High Country authors book signing: A Stephenson Center for Appalachia event
From 12–3 p.m. on Sunday, Sept. 15 and 12–2 p.m. on Wednesday, Sept. 18, New Opportunity School for Women (NOSW) Founder Jane Stephenson and Lees-McRae professor Michael Joslin invite the High Country community to a joint book reading and signing in King-Shivell Gallery in the Cannon Student Center.
Banner Elk native Jane Stephenson grew up part of the Lees-McRae community as her father Braxton Baucom, the business manager, guided the school through difficult financial times. She later graduated from and taught at Lees-McRae where she met and married her husband John Stephenson. He went on to become president of Berea College, where Jane founded the NOSW.
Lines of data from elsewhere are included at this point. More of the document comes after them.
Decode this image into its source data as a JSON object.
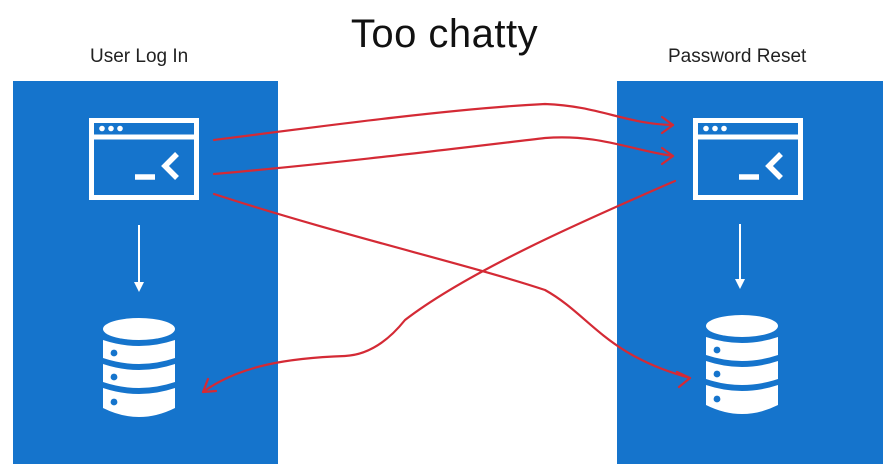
{
  "title": "Too chatty",
  "services": [
    {
      "label": "User Log In"
    },
    {
      "label": "Password Reset"
    }
  ],
  "icons": {
    "terminal": "terminal-window-icon",
    "database": "database-icon",
    "arrow": "down-arrow-icon"
  },
  "colors": {
    "service_bg": "#1574cc",
    "icon": "#ffffff",
    "flow_arrow": "#d42a35"
  }
}
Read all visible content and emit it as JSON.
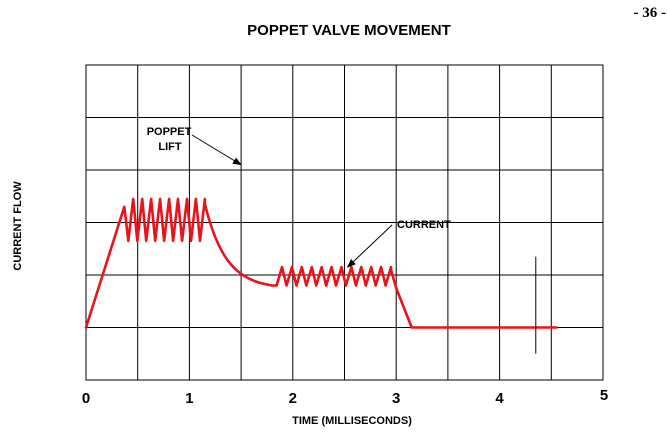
{
  "page_number": "- 36 -",
  "chart_data": {
    "type": "line",
    "title": "POPPET VALVE  MOVEMENT",
    "xlabel": "TIME (MILLISECONDS)",
    "ylabel": "CURRENT  FLOW",
    "xlim": [
      0,
      5
    ],
    "ylim": [
      0,
      6
    ],
    "x_ticks": [
      {
        "value": 0,
        "label": "0"
      },
      {
        "value": 1,
        "label": "1"
      },
      {
        "value": 2,
        "label": "2"
      },
      {
        "value": 3,
        "label": "3"
      },
      {
        "value": 4,
        "label": "4"
      },
      {
        "value": 5,
        "label": "5"
      }
    ],
    "grid": true,
    "grid_x_step": 0.5,
    "grid_y_step": 1,
    "series_color": "#e8141c",
    "current": {
      "segments": [
        {
          "kind": "line",
          "points": [
            [
              0.0,
              1.0
            ],
            [
              0.37,
              3.3
            ]
          ]
        },
        {
          "kind": "sawtooth",
          "x_start": 0.37,
          "x_end": 1.15,
          "cycles": 9,
          "low": 2.65,
          "high": 3.45
        },
        {
          "kind": "decay",
          "x_start": 1.15,
          "x_end": 1.8,
          "y_start": 3.35,
          "y_end": 1.8
        },
        {
          "kind": "sawtooth",
          "x_start": 1.8,
          "x_end": 2.95,
          "cycles": 12,
          "low": 1.8,
          "high": 2.15
        },
        {
          "kind": "line",
          "points": [
            [
              2.95,
              2.1
            ],
            [
              3.0,
              1.75
            ],
            [
              3.15,
              1.0
            ],
            [
              4.55,
              1.0
            ]
          ]
        }
      ]
    },
    "marker": {
      "x": 4.35,
      "y_low": 0.5,
      "y_high": 2.35
    },
    "annotations": [
      {
        "text": [
          "POPPET",
          "LIFT"
        ],
        "arrow_to": [
          1.5,
          4.1
        ]
      },
      {
        "text": [
          "CURRENT"
        ],
        "arrow_to": [
          2.53,
          2.15
        ]
      }
    ]
  }
}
Stephenson’s book titled, I Am Not A Nobody: Stories of Courageous Appalachian Women and Their Journeys with the New Opportunity School for Women is the third in a series of books that chronicle and celebrate the lives of women who have lifted up their lives through their participation in one of the three New Opportunity School for Women programs that operate in Berea, Kentucky; Bluefield, Virginia; and Banner Elk at Lees-McRae College.
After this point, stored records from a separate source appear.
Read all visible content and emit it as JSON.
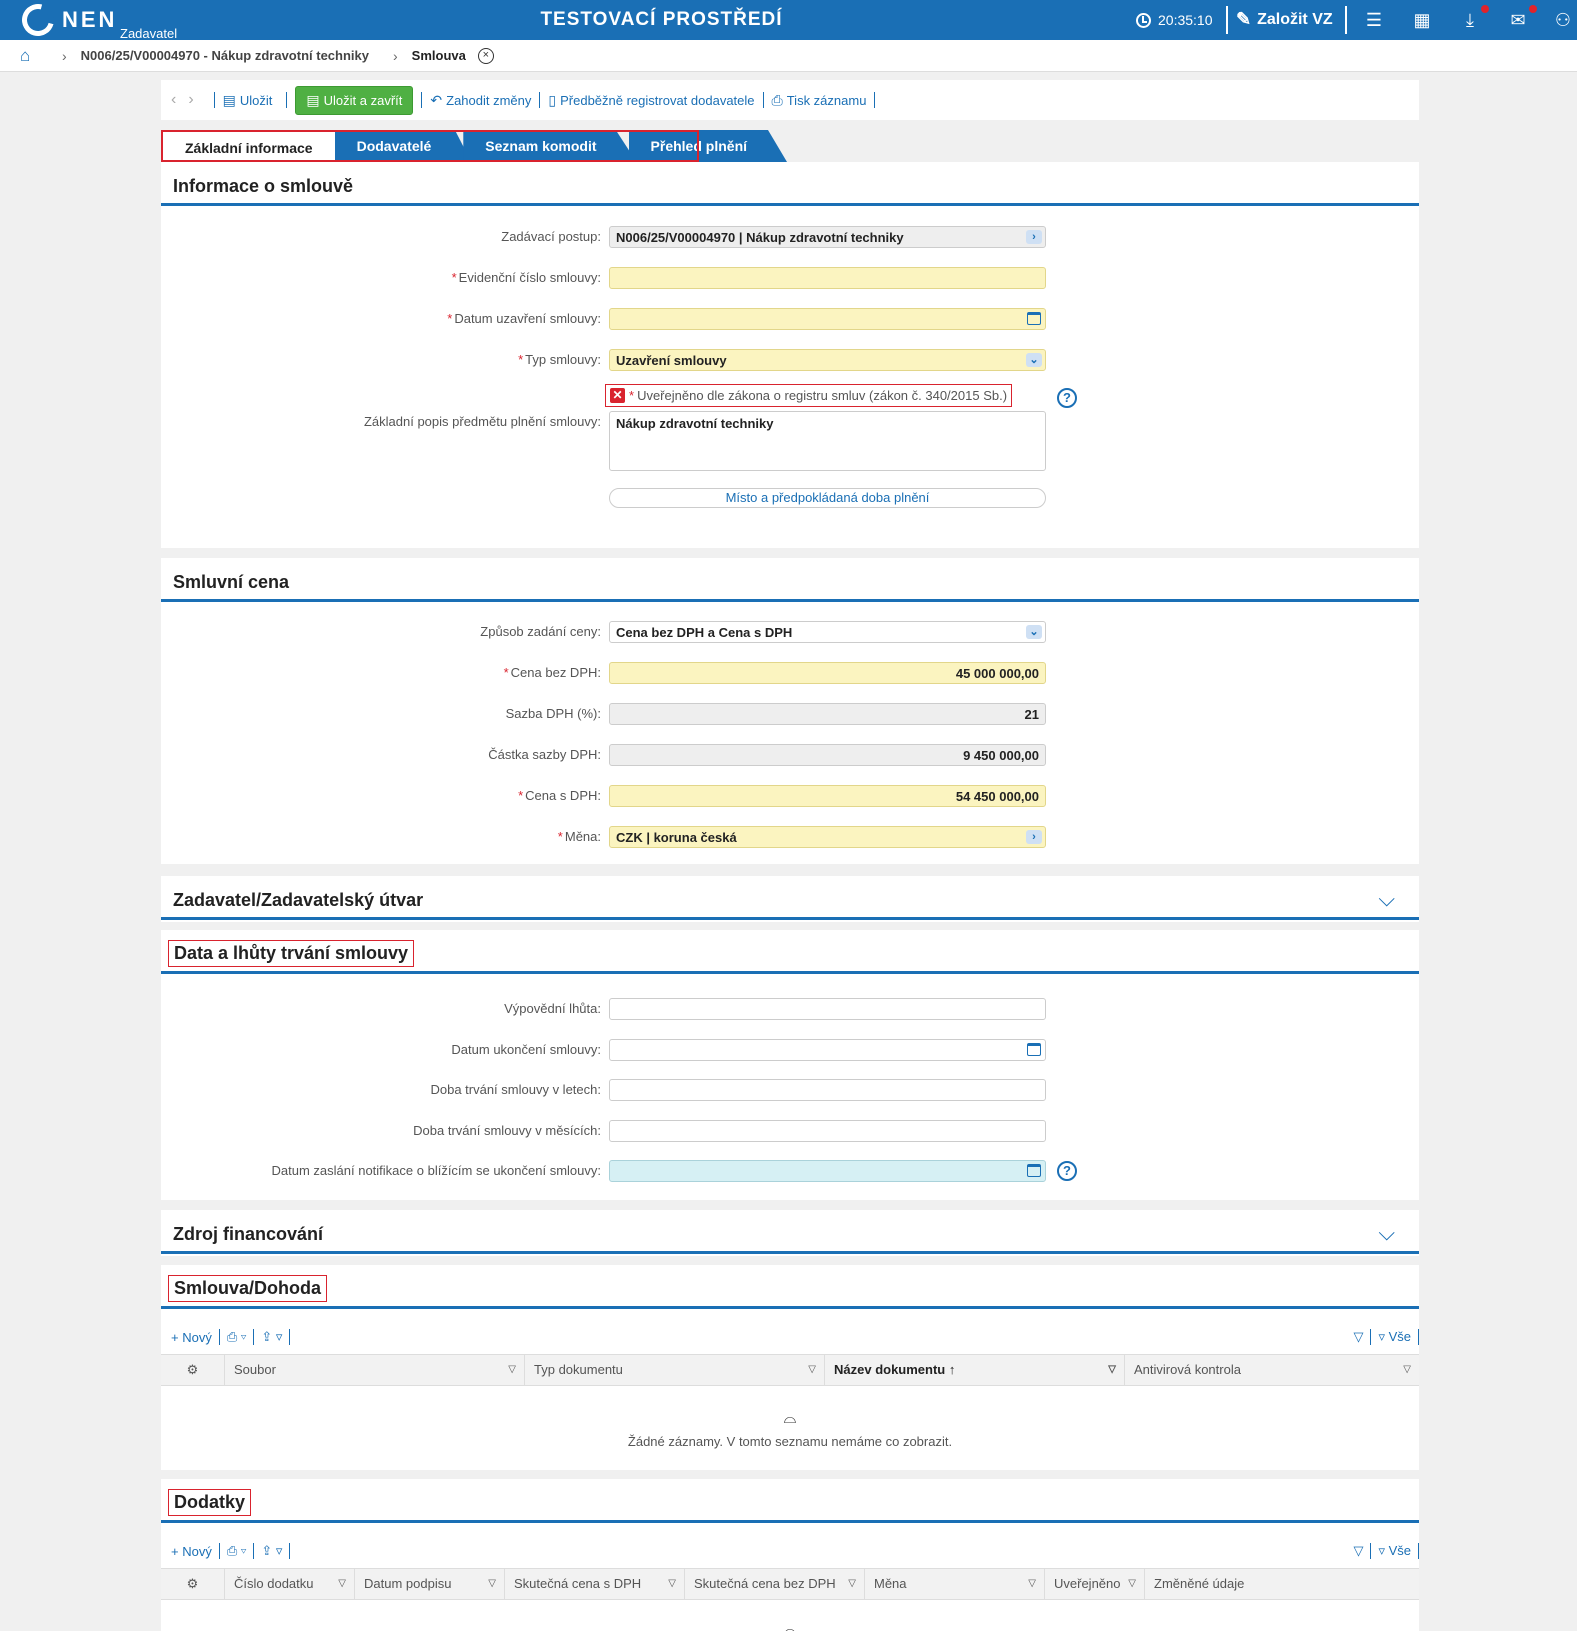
{
  "topbar": {
    "logo": "NEN",
    "logo_sub": "Zadavatel",
    "env_title": "TESTOVACÍ PROSTŘEDÍ",
    "clock": "20:35:10",
    "new_vz": "Založit VZ",
    "icons": [
      "menu-icon",
      "calendar-icon",
      "download-icon",
      "mail-icon",
      "user-icon"
    ]
  },
  "breadcrumb": {
    "item1": "N006/25/V00004970 - Nákup zdravotní techniky",
    "item2": "Smlouva"
  },
  "toolbar": {
    "save": "Uložit",
    "save_close": "Uložit a zavřít",
    "discard": "Zahodit změny",
    "preregister": "Předběžně registrovat dodavatele",
    "print": "Tisk záznamu"
  },
  "tabs": [
    "Základní informace",
    "Dodavatelé",
    "Seznam komodit",
    "Přehled plnění"
  ],
  "info": {
    "title": "Informace o smlouvě",
    "zadavaci_postup_label": "Zadávací postup:",
    "zadavaci_postup_value": "N006/25/V00004970 | Nákup zdravotní techniky",
    "evidencni_label": "Evidenční číslo smlouvy:",
    "evidencni_value": "",
    "datum_uzavreni_label": "Datum uzavření smlouvy:",
    "datum_uzavreni_value": "",
    "typ_label": "Typ smlouvy:",
    "typ_value": "Uzavření smlouvy",
    "uverejneno_label": "Uveřejněno dle zákona o registru smluv (zákon č. 340/2015 Sb.)",
    "popis_label": "Základní popis předmětu plnění smlouvy:",
    "popis_value": "Nákup zdravotní techniky",
    "misto_button": "Místo a předpokládaná doba plnění"
  },
  "cena": {
    "title": "Smluvní cena",
    "zpusob_label": "Způsob zadání ceny:",
    "zpusob_value": "Cena bez DPH a Cena s DPH",
    "bez_dph_label": "Cena bez DPH:",
    "bez_dph_value": "45 000 000,00",
    "sazba_label": "Sazba DPH (%):",
    "sazba_value": "21",
    "castka_label": "Částka sazby DPH:",
    "castka_value": "9 450 000,00",
    "s_dph_label": "Cena s DPH:",
    "s_dph_value": "54 450 000,00",
    "mena_label": "Měna:",
    "mena_value": "CZK | koruna česká"
  },
  "zadavatel": {
    "title": "Zadavatel/Zadavatelský útvar"
  },
  "lhuty": {
    "title": "Data a lhůty trvání smlouvy",
    "vypovedni_label": "Výpovědní lhůta:",
    "ukonceni_label": "Datum ukončení smlouvy:",
    "roky_label": "Doba trvání smlouvy v letech:",
    "mesice_label": "Doba trvání smlouvy v měsících:",
    "notifikace_label": "Datum zaslání notifikace o blížícím se ukončení smlouvy:"
  },
  "zdroj": {
    "title": "Zdroj financování"
  },
  "smlouva": {
    "title": "Smlouva/Dohoda",
    "new": "Nový",
    "all": "Vše",
    "columns": [
      "Soubor",
      "Typ dokumentu",
      "Název dokumentu",
      "Antivirová kontrola"
    ],
    "empty": "Žádné záznamy. V tomto seznamu nemáme co zobrazit."
  },
  "dodatky": {
    "title": "Dodatky",
    "new": "Nový",
    "all": "Vše",
    "columns": [
      "Číslo dodatku",
      "Datum podpisu",
      "Skutečná cena s DPH",
      "Skutečná cena bez DPH",
      "Měna",
      "Uveřejněno",
      "Změněné údaje"
    ]
  }
}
Joslin, who has published over 1,000 newspaper and magazine articles illustrated by his photographs, will begin his 30th year at Lees-McRae teaching literature, photography, journalism, creative writing, and Appalachian Studies, in addition to his role as director of the Stephenson Center for Appalachia.
His recently published Mountain Summer is the second in a four-book series about the seasons in our area mountains. The book covers everything from hoeing in the garden, to raspberries ripening in June, to summer wildflowers and hikes on area mountains, to trips to cooling waterfalls. This is the seventh book Joslin has published on Southern Appalachia.